Jakarta, tvOnenews.com - Ruang digital yang seharusnya menjadi sarana belajar dan berekspresi bagi anak-anak kini menyimpan ancaman serius.
Data terbaru dari Densus 88 Antiteror Polri mengungkap sedikitnya 70 anak di Indonesia terpapar paham ekstremisme dan radikalisme melalui platform digital.
Paparan tersebut tersebar di seluruh provinsi, dengan jumlah tertinggi tercatat di DKI Jakarta. Dari total 70 anak, sebanyak 15 di antaranya berada di wilayah Jakarta.
Konten ekstremisme itu tidak selalu disampaikan secara terbuka, melainkan melalui potongan video, permainan daring, grup percakapan tertutup, hingga narasi kebencian yang dikemas sebagai hiburan atau ideologi heroik.
Kepolisian menyebut sejumlah faktor yang menyebabkan anak-anak rentan terpapar, di antaranya faktor psikologis serta lingkungan sosial. Anak-anak secara perlahan terseret ke dalam pola pikir kekerasan dan intoleransi tanpa disadari.
Menanggapi temuan tersebut, Wakil Ketua Komisi Perlindungan Anak Indonesia (KPAI) Jasra Putra menilai kasus ini sebagai fenomena gunung es. Ia menyebut masih banyak kasus serupa yang belum terungkap, terutama yang beroperasi melalui komunitas daring tertutup dan grup percakapan privat.
KPAI mengidentifikasi anak-anak dengan kerentanan khusus, yang disebut sebagai kelompok “3B”, yakni broken home, broken heart, dan broken dream. Kondisi keluarga yang rapuh, kegalauan psikologis remaja, serta ketidakjelasan masa depan dinilai menjadi pintu masuk utama bagi narasi ekstremisme digital.

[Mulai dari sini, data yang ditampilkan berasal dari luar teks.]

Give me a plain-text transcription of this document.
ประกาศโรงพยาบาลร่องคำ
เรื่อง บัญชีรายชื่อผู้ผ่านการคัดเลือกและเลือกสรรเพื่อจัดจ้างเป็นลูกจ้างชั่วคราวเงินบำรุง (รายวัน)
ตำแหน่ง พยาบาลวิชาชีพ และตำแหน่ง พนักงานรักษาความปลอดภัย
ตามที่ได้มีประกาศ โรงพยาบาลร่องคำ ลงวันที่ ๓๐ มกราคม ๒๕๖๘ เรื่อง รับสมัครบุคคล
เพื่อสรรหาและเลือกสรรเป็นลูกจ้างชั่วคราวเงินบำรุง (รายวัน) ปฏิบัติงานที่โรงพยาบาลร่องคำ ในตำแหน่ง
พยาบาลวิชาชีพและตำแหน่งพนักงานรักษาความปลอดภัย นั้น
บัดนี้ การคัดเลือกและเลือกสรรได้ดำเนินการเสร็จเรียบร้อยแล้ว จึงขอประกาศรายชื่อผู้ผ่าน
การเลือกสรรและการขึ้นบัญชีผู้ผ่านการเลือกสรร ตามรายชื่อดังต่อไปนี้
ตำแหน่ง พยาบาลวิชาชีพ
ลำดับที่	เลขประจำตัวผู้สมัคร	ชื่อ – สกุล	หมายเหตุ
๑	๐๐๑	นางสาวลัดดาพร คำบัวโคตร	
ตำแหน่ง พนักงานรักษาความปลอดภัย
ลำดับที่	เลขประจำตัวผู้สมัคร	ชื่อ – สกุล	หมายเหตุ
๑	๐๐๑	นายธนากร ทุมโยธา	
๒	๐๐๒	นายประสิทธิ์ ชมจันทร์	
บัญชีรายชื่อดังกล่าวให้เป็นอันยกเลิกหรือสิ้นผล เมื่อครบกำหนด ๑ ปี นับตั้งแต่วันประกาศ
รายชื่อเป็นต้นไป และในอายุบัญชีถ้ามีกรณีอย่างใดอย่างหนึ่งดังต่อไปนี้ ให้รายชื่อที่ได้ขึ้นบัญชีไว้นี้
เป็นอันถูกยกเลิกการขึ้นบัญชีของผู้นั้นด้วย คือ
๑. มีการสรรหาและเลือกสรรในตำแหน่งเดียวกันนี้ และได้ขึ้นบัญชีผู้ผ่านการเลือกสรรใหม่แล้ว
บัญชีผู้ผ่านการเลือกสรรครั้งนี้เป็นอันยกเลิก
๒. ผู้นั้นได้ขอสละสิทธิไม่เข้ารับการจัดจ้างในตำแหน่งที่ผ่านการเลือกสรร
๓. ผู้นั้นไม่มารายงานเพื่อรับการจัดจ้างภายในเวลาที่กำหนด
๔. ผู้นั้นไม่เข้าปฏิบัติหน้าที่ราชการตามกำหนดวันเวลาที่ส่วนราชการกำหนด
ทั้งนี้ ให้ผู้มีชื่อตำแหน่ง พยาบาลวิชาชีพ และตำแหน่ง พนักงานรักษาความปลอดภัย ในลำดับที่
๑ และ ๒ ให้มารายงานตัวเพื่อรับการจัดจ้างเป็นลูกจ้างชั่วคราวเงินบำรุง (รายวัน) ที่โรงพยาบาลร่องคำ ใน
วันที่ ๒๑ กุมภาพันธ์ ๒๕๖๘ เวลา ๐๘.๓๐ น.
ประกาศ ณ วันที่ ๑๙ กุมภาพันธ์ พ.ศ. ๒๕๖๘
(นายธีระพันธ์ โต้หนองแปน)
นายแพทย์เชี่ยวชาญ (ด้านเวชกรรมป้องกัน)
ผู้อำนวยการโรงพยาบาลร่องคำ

Selain faktor keluarga, KPAI juga menyoroti peran algoritma media sosial yang mempermudah penyebaran konten kekerasan. Anak-anak yang awalnya hanya mengakses konten umum secara perlahan diarahkan ke grup privat yang menjadi ruang doktrinasi paham ekstrem.

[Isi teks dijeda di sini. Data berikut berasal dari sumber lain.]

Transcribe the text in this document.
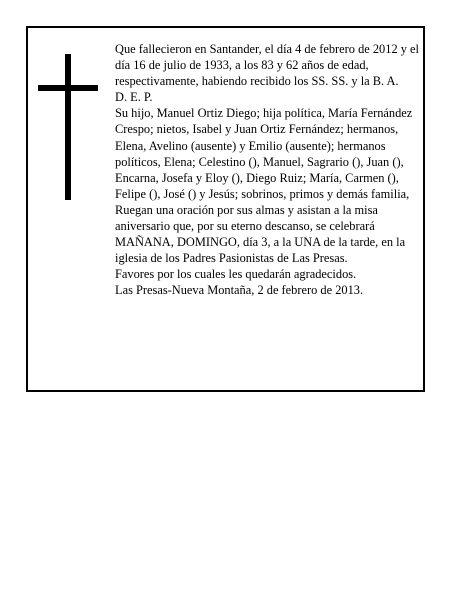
Que fallecieron en Santander, el día 4 de febrero de 2012 y el día 16 de julio de 1933, a los 83 y 62 años de edad, respectivamente, habiendo recibido los SS. SS. y la B. A.

D. E. P.

Su hijo, Manuel Ortiz Diego; hija política, María Fernández Crespo; nietos, Isabel y Juan Ortiz Fernández; hermanos, Elena, Avelino (ausente) y Emilio (ausente); hermanos políticos, Elena; Celestino (), Manuel, Sagrario (), Juan (), Encarna, Josefa y Eloy (), Diego Ruiz; María, Carmen (), Felipe (), José () y Jesús; sobrinos, primos y demás familia,

Ruegan una oración por sus almas y asistan a la misa aniversario que, por su eterno descanso, se celebrará MAÑANA, DOMINGO, día 3, a la UNA de la tarde, en la iglesia de los Padres Pasionistas de Las Presas.

Favores por los cuales les quedarán agradecidos.

Las Presas-Nueva Montaña, 2 de febrero de 2013.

Densus 88 bersama Badan Nasional Penanggulangan Terorisme telah mengambil langkah penanganan prioritas terhadap anak-anak yang terpapar, termasuk rehabilitasi dan pendampingan psikologis.

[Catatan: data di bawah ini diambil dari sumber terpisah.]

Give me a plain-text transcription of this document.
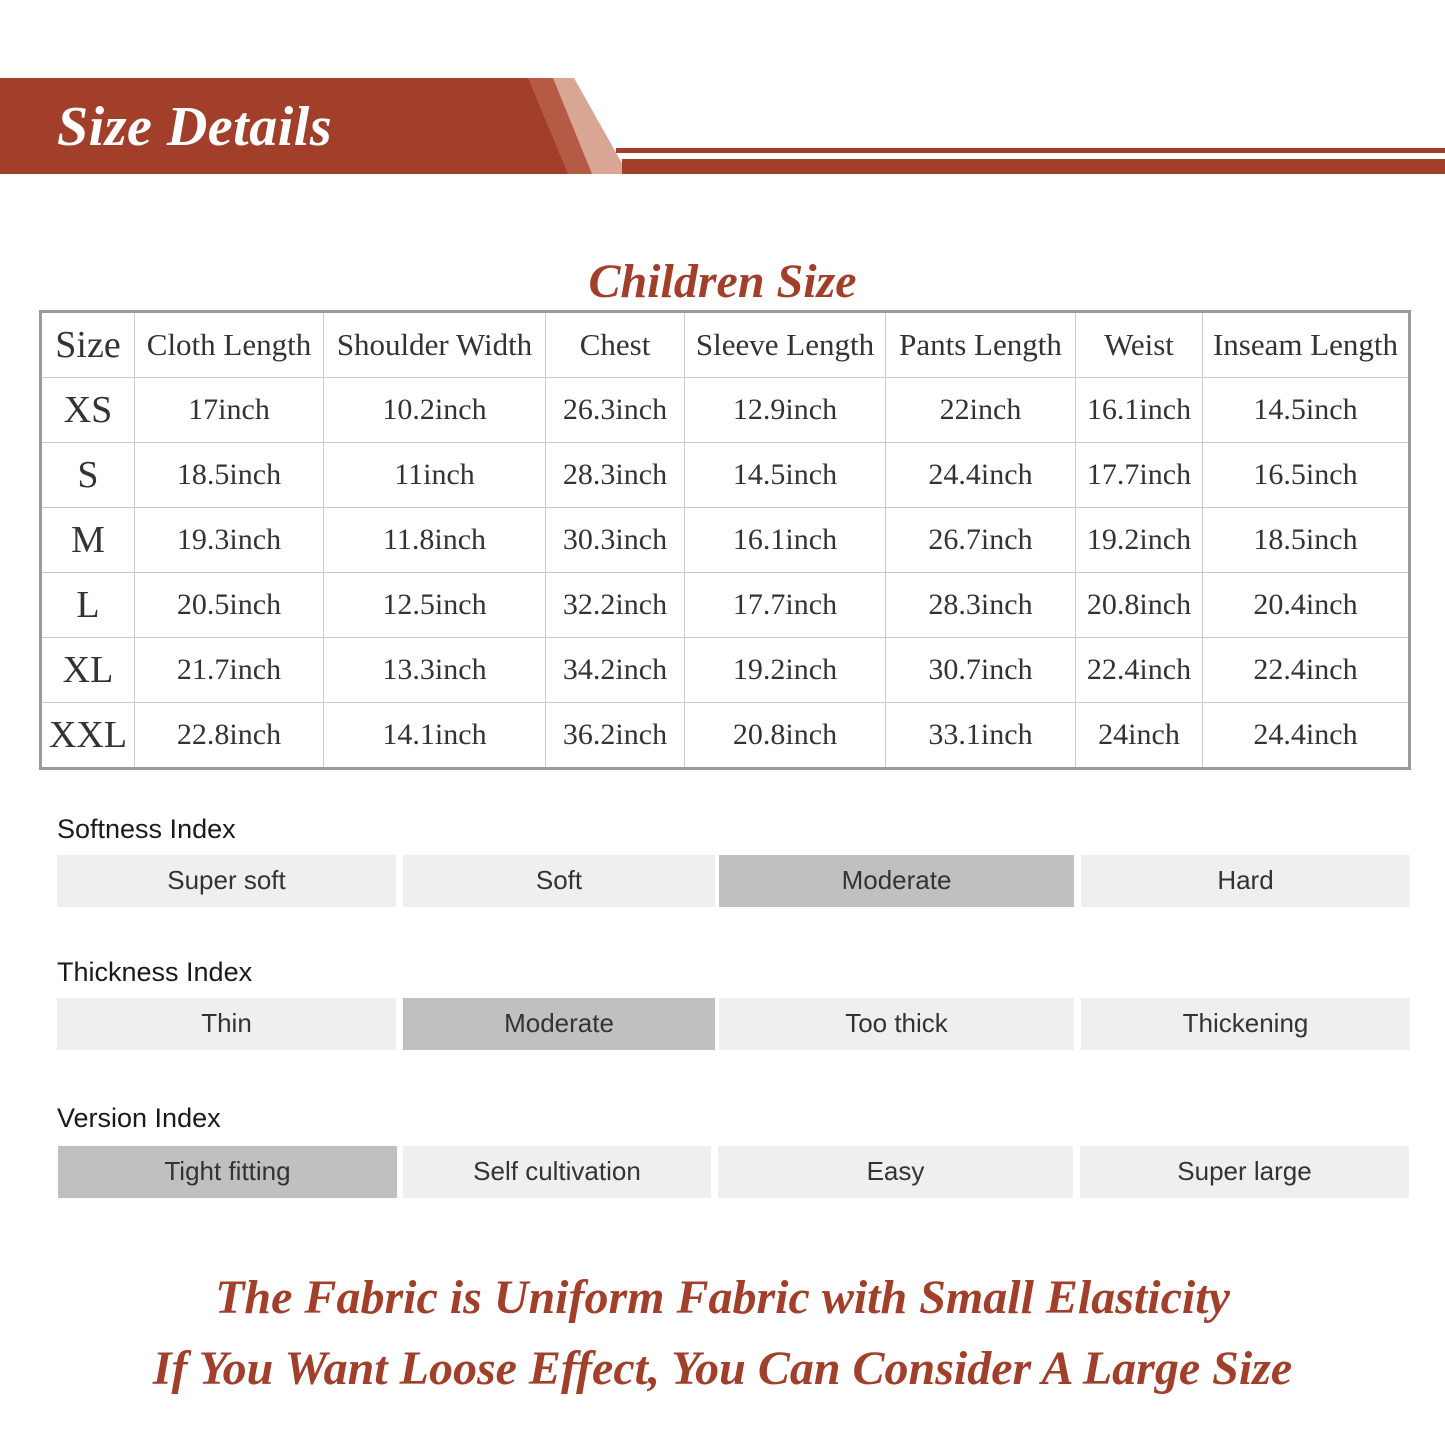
Size Details
Children Size
Size	Cloth Length	Shoulder Width	Chest	Sleeve Length	Pants Length	Weist	Inseam Length
XS	17inch	10.2inch	26.3inch	12.9inch	22inch	16.1inch	14.5inch
S	18.5inch	11inch	28.3inch	14.5inch	24.4inch	17.7inch	16.5inch
M	19.3inch	11.8inch	30.3inch	16.1inch	26.7inch	19.2inch	18.5inch
L	20.5inch	12.5inch	32.2inch	17.7inch	28.3inch	20.8inch	20.4inch
XL	21.7inch	13.3inch	34.2inch	19.2inch	30.7inch	22.4inch	22.4inch
XXL	22.8inch	14.1inch	36.2inch	20.8inch	33.1inch	24inch	24.4inch
Softness Index
Super soft	Soft	Moderate	Hard
Thickness Index
Thin	Moderate	Too thick	Thickening
Version Index
Tight fitting	Self cultivation	Easy	Super large
The Fabric is Uniform Fabric with Small Elasticity
If You Want Loose Effect, You Can Consider A Large Size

KPAI menegaskan perlunya penguatan pencegahan dari hulu hingga hilir, mulai dari pengasuhan keluarga, literasi digital, hingga patroli siber yang lebih masif.
Kasus ini menjadi peringatan serius bagi negara, platform digital, dan orang tua untuk memperkuat perlindungan anak di ruang digital, agar generasi muda tidak terjerumus ke dalam kekerasan dan radikalisme berbasis daring.